Les maquis de l’Ain ont pris naissance à partir de la loi du 7 mai 1942 sur le STO (Service de Travail Obligatoire). Au départ, basé sur le volontariat (17.000 volontaires seulement à fin août) c’est en septembre que le STO devient obligatoire pour tous (hommes de 18 à 50 ans et femmes célibataires âgées de 21 à 35 ans).
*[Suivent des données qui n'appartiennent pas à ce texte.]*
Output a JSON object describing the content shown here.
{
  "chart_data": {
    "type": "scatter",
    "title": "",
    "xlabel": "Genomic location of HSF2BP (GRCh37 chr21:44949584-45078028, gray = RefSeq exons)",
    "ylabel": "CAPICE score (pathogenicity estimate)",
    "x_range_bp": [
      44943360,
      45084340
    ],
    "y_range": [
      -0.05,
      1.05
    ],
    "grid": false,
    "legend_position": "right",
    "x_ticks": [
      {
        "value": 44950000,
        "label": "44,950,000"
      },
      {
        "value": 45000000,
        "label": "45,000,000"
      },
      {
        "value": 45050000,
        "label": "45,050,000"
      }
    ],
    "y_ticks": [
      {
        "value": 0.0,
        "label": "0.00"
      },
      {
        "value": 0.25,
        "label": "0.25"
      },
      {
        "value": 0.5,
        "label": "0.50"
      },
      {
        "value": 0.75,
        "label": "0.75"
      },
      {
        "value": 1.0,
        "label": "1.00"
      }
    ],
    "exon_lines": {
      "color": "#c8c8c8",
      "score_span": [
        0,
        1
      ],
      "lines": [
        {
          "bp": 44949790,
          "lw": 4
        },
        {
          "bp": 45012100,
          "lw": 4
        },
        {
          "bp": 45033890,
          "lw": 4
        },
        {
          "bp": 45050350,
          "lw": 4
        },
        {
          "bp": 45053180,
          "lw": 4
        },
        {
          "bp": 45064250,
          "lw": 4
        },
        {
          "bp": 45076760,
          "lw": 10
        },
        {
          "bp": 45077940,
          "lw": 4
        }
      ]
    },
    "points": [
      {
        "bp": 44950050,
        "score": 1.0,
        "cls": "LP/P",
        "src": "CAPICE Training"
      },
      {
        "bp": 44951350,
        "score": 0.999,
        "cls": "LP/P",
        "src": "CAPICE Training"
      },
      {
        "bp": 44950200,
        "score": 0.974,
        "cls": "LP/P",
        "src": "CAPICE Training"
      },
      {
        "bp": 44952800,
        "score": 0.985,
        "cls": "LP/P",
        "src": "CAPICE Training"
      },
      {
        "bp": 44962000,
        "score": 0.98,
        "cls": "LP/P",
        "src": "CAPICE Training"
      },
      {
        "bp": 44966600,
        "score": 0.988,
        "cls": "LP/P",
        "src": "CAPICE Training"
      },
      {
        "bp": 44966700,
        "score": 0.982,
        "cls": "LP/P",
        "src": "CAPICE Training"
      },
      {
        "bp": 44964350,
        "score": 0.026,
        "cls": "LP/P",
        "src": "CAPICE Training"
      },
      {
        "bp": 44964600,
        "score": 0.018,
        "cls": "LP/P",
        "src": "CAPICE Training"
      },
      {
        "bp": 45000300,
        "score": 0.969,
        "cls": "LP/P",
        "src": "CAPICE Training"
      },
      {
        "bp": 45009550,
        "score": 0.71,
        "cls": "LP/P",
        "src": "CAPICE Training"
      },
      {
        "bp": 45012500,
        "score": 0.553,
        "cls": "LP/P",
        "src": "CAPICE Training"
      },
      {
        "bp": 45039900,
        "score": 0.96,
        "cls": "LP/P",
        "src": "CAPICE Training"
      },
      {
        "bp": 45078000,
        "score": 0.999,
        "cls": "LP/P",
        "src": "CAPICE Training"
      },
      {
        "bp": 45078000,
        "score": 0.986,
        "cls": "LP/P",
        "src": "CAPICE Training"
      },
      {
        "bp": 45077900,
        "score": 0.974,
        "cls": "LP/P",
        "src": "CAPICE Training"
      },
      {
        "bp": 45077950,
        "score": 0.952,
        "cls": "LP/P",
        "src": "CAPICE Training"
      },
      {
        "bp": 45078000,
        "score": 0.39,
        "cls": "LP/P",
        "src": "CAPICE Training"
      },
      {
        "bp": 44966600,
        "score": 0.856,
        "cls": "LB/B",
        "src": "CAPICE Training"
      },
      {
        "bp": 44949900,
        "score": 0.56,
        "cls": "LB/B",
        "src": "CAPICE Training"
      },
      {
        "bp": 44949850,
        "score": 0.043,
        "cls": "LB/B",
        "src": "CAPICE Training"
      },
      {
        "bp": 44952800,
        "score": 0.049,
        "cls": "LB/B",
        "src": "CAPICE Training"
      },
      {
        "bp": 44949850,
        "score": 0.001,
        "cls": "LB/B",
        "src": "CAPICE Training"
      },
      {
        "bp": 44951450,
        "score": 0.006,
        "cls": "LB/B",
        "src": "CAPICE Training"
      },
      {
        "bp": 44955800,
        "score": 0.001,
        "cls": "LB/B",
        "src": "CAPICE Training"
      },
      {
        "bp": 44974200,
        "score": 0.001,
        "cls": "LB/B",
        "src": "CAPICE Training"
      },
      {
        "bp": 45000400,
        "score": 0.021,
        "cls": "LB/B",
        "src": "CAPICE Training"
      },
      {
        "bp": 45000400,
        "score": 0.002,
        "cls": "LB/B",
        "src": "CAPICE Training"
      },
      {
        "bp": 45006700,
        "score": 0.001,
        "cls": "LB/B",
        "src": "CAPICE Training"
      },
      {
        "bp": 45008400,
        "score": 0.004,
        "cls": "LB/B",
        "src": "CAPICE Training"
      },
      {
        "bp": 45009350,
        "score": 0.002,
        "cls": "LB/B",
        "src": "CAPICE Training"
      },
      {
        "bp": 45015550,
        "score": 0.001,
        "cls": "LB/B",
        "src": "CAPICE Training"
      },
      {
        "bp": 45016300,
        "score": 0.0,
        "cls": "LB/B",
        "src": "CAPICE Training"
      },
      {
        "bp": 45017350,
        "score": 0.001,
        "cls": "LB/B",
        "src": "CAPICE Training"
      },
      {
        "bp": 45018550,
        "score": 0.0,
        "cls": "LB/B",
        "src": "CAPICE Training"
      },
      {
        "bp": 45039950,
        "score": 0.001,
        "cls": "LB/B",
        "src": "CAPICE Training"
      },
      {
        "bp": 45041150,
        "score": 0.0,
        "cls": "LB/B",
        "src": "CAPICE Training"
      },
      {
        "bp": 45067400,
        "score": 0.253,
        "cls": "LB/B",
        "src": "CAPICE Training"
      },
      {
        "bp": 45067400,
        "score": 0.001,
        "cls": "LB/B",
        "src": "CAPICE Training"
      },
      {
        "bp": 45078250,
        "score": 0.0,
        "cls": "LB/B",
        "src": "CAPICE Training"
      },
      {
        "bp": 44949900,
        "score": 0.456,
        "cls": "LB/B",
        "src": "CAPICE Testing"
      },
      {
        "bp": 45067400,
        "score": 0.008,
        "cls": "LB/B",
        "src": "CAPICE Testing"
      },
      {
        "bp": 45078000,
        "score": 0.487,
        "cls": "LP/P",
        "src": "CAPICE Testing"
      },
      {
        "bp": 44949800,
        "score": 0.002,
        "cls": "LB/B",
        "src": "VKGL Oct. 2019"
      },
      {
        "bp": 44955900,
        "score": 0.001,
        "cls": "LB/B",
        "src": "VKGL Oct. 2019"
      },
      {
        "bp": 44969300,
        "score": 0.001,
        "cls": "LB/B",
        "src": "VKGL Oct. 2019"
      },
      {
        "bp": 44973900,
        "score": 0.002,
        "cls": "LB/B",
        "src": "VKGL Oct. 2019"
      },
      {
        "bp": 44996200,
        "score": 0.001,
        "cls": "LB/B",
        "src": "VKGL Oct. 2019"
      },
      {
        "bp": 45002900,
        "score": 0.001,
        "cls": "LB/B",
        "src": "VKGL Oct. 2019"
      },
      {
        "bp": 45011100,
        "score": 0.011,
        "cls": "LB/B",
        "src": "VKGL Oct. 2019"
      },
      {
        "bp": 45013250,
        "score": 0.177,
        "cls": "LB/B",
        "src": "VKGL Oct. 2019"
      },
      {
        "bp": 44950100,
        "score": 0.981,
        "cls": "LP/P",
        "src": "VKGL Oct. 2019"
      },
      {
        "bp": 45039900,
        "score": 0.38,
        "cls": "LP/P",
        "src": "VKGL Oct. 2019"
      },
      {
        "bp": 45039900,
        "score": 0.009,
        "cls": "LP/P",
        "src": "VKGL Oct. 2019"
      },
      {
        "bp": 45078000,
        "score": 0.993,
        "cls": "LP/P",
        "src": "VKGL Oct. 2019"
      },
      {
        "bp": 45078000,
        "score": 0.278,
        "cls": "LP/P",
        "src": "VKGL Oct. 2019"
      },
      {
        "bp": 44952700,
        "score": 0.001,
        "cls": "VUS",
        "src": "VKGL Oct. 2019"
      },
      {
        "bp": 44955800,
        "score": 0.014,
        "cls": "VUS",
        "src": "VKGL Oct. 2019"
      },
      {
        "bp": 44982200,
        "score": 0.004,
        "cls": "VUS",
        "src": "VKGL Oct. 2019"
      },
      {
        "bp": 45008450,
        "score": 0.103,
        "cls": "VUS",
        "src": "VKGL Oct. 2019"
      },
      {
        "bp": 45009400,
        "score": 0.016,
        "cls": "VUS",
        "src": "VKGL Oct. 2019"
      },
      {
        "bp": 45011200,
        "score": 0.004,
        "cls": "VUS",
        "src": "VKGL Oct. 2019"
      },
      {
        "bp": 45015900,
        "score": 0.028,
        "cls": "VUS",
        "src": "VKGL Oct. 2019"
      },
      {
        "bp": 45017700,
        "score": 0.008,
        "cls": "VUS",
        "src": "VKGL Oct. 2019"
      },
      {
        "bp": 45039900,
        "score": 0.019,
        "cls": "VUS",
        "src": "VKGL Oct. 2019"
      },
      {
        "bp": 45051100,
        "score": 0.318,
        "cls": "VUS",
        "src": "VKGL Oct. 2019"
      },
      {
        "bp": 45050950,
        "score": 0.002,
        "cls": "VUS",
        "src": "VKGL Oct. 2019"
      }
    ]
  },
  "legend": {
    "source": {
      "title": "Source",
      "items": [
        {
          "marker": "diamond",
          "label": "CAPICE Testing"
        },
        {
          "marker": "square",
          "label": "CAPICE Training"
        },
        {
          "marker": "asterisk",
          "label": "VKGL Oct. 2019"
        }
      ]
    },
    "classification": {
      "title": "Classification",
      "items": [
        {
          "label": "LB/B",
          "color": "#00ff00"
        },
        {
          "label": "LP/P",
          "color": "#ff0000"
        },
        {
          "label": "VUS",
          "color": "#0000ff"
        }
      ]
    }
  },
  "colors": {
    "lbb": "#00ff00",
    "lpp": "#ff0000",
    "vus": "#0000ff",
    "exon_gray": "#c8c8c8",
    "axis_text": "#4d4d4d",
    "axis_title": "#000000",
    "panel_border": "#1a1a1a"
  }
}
En décembre 1942, l’objectif de 250.000 personnes est atteint pour arriver à 600.000 en août 1943.

 

 

 

 

 

 

 

 

 

 

 

 

 

 

 

 

 

 

 

 

A l’automne 42, la BBC diffusa le mot d’ordre :

 

« Ne partez pas, prenez contact avec les organisations de Résistance qui s’occuperont de vous ».

 

C’est à cette période que les réfractaires au STO « sont logés » dans des fermes isolées nombreuses sur le plateau de Retord.

 

Début mars 1943, le bruit circule sur Bellegarde qu’un maquis va se former sur « le Plateau » à la CROIX-JEAN-JACQUES.

 

De nombreux camps spontanés et indépendants se constituèrent pour quelques semaines ou quelques mois pendant le printemps de 1943 : camp de la LIEZ, de la CHARNAY, de PRE DEVANT, du RETORD, camps très mobiles, se déplaçant souvent.